As múltiplas experiências de FeRBeRização mostram que, apesar de alguns problemas motivados por inconsistências nas bases de dados, diferentes normas de catalogação e práticas locais, a conversão dos catálogos é possível mas não é trivial (Hegna e Murtomaa, 2002; Hickey e O'Neill, 2005; Zumer e outros, 2011), o que pode explicar o prolongamento de uma fase essencialmente experimental, isto é, continuando sem se atingir uma implementação em larga escala do modelo.
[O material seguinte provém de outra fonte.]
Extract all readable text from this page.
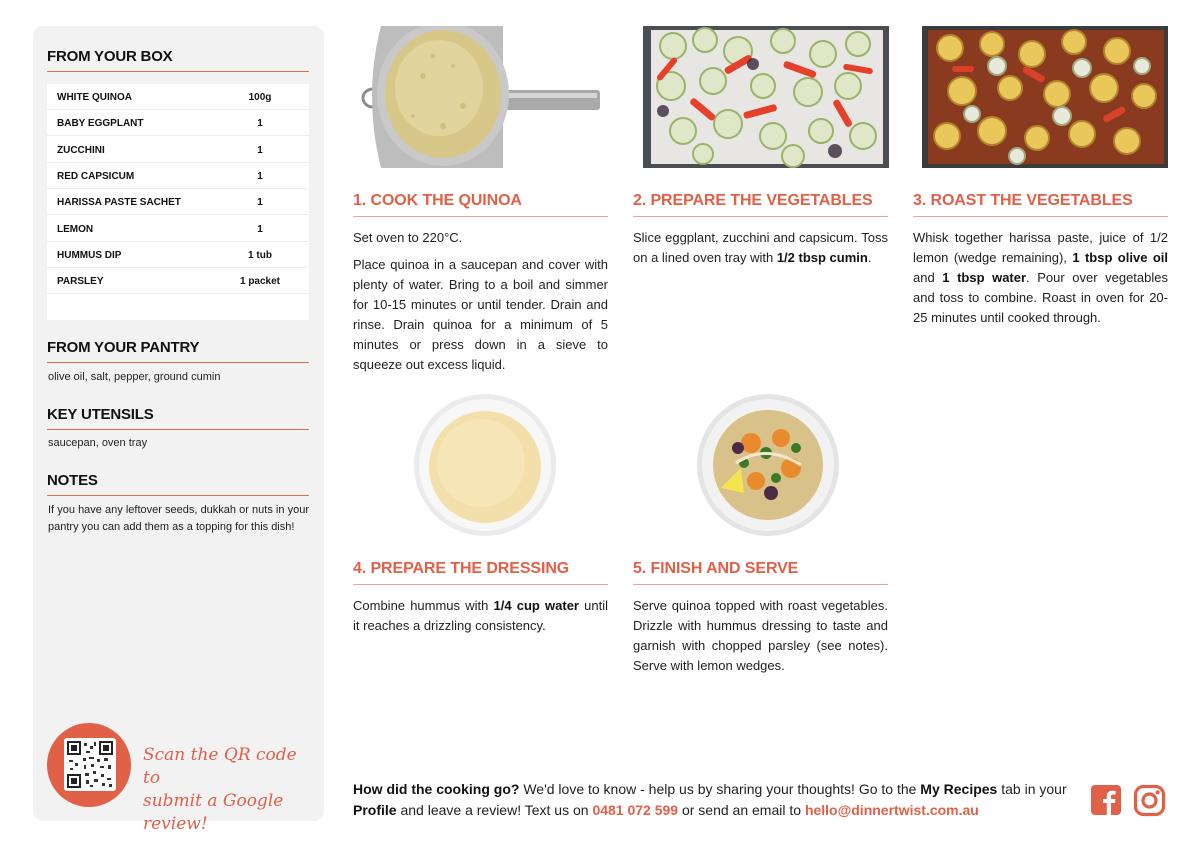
FROM YOUR BOX
WHITE QUINOA	100g
BABY EGGPLANT	1
ZUCCHINI	1
RED CAPSICUM	1
HARISSA PASTE SACHET	1
LEMON	1
HUMMUS DIP	1 tub
PARSLEY	1 packet
FROM YOUR PANTRY
olive oil, salt, pepper, ground cumin
KEY UTENSILS
saucepan, oven tray
NOTES
If you have any leftover seeds, dukkah or nuts in your pantry you can add them as a topping for this dish!
Scan the QR code to
submit a Google review!
1. COOK THE QUINOA

Set oven to 220°C.

Place quinoa in a saucepan and cover with plenty of water. Bring to a boil and simmer for 10-15 minutes or until tender. Drain and rinse. Drain quinoa for a minimum of 5 minutes or press down in a sieve to squeeze out excess liquid.

2. PREPARE THE VEGETABLES

Slice eggplant, zucchini and capsicum. Toss on a lined oven tray with 1/2 tbsp cumin.

3. ROAST THE VEGETABLES

Whisk together harissa paste, juice of 1/2 lemon (wedge remaining), 1 tbsp olive oil and 1 tbsp water. Pour over vegetables and toss to combine. Roast in oven for 20-25 minutes until cooked through.

4. PREPARE THE DRESSING

Combine hummus with 1/4 cup water until it reaches a drizzling consistency.

5. FINISH AND SERVE

Serve quinoa topped with roast vegetables. Drizzle with hummus dressing to taste and garnish with chopped parsley (see notes). Serve with lemon wedges.

How did the cooking go? We'd love to know - help us by sharing your thoughts! Go to the My Recipes tab in your Profile and leave a review! Text us on 0481 072 599 or send an email to hello@dinnertwist.com.au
Embora o desenvolvimento do modelo FRBR seja anterior ao surgimento das iniciativas que concretizam a web semântica, não tendo por isso, na origem, uma relação direta, não deixa de surgir muito frequentemente relacionado com os objetivos e os normativos dessa nova realidade da WWW. O que explica essa relação é o facto de o modelo se basear numa metodologia analítica de E-R (Entidade-Relação) que facilita a compreensão da natureza e constituição do universo dos dados bibliográficos de uma forma que muito se aproxima dos conceitos e práticas de modelação subjacentes a tecnologias de bases de dados e à formulação dos normativos da web semântica (Coyle, 2010c; Dunsire, 2010a). Por outro lado, ao favorecer a explicitação clara das entidades, atributos e relações do universo bibliográfico, o modelo FRBR favorece também a sua desagregação face ao registo bibliográfico, tornando mais fácil, pelo menos conceptualmente, o seu alinhamento com as normas da web semântica e mais evidente o seu potencial nesse domínio (Coyle, 2010g).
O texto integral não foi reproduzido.